/summer

Primary LanguagePythonGNU General Public License v3.0GPL-3.0

summer.py

A command-line tool to summarize text.

Given a body of text, summer attempts to find the most important sentences. The process involves finding the TF-IDF value for each term in the text, then creating a running total for each sentence. By default, the top five scoring sentences are printed.

NOTE: In an attempt to improve readability, the printed sentences are also sorted by their occurance in the original text.

Dependencies

  • python3-nltk

In addition to python3-nltk you need the punkt tokenizer they provide via thier custom downloader.

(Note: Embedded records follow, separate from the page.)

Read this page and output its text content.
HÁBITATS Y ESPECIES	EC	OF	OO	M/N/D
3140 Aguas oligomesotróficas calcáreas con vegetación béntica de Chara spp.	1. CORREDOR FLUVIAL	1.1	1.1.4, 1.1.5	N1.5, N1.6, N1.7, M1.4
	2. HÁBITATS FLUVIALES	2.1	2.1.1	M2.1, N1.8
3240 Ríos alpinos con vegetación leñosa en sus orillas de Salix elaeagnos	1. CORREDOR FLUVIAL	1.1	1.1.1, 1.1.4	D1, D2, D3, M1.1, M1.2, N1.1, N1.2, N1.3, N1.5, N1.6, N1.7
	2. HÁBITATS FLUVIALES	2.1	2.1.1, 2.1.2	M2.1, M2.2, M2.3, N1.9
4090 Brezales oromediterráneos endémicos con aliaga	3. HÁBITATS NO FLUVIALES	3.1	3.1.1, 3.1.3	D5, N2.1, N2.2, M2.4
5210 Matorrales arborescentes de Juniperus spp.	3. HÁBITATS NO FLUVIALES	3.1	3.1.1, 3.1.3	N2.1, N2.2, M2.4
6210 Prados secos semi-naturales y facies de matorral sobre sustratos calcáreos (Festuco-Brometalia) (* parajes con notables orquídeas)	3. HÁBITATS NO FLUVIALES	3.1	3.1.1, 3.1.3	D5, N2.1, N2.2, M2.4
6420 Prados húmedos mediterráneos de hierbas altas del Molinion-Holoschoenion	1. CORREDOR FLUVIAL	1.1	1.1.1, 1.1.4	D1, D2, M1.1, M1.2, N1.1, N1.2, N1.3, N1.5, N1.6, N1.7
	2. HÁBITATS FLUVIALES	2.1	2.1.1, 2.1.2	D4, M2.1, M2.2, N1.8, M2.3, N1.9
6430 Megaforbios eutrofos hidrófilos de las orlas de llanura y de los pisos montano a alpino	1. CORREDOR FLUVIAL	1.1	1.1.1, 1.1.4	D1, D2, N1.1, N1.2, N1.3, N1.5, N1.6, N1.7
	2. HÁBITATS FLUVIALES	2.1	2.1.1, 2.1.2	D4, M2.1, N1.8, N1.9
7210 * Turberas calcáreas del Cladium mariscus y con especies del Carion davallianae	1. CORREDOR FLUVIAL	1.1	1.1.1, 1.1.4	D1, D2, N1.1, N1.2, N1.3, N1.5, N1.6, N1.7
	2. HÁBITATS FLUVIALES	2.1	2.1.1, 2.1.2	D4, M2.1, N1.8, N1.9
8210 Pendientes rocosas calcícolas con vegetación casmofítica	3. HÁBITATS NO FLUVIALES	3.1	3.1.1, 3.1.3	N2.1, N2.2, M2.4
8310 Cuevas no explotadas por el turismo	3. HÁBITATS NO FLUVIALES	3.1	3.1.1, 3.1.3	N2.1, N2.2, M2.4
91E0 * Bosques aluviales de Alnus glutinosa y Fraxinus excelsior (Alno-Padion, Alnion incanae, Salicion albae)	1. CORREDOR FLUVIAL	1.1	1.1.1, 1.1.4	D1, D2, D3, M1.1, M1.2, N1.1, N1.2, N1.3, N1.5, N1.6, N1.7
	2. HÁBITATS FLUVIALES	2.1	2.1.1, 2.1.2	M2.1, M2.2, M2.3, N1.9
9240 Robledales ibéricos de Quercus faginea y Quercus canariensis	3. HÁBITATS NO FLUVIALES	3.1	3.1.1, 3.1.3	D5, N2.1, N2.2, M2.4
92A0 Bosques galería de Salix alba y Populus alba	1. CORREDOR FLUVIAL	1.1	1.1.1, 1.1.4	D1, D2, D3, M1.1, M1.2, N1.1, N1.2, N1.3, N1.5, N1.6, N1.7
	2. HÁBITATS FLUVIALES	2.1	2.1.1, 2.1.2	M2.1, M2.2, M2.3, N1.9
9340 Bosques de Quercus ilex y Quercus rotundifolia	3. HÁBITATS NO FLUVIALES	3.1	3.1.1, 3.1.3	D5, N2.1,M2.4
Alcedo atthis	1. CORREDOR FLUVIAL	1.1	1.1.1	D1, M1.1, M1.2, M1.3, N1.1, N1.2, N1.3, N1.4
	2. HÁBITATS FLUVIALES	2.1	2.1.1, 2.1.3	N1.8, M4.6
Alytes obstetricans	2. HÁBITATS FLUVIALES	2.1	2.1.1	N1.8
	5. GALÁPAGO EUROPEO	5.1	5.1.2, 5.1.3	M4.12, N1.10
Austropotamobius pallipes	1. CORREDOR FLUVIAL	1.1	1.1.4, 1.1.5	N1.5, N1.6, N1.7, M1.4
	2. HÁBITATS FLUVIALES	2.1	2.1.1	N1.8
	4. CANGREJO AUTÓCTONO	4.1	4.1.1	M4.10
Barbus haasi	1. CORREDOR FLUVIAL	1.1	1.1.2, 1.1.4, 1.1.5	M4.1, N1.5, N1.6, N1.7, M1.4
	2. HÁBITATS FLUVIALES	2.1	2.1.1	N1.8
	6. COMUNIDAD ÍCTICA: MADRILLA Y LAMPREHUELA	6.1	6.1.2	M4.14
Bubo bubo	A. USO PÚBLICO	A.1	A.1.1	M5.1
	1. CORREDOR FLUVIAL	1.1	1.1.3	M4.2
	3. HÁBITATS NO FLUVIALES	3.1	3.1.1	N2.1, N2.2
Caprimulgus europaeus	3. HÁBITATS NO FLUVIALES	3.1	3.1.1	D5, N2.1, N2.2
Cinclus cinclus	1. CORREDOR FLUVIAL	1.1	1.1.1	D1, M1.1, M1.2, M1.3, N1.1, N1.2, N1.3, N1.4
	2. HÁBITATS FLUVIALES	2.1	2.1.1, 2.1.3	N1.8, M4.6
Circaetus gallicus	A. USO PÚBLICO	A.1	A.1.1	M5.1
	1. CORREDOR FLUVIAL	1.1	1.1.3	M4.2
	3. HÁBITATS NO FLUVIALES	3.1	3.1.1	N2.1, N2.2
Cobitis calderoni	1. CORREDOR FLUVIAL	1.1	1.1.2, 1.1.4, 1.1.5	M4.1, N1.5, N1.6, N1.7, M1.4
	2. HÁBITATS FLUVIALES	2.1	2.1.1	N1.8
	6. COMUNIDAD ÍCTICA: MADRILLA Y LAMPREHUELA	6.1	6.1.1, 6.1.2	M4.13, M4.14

The following command installs the the tokenizer in the directory $HOME/nltk_data:

$ python3 nltk.downloader punkt

Use these commands to install the tokenizer as an administrator:

OS command
Windows python -m nltk.downloader -d C:\nltk_data punkt
Mac python -m nltk.downloader -d /usr/local/share/nltk_data punkt
Unix python -m nltk.downloader -d /usr/share/nltk_data punkt

Usage

summer.py [-h] [-n NUM] [-s STOP] [filename]
Argument Description
filename A file with text to summarize (Optional).
Input is read from stdin if `filename` is ommitted.
-n NUM, --num NUM The number of sentences to print (Optional).
Default is 5; 0 prints all.
-s STOP, --stop STOP A file with stopwords to load (Optional).
If ommitted, all terms are processed.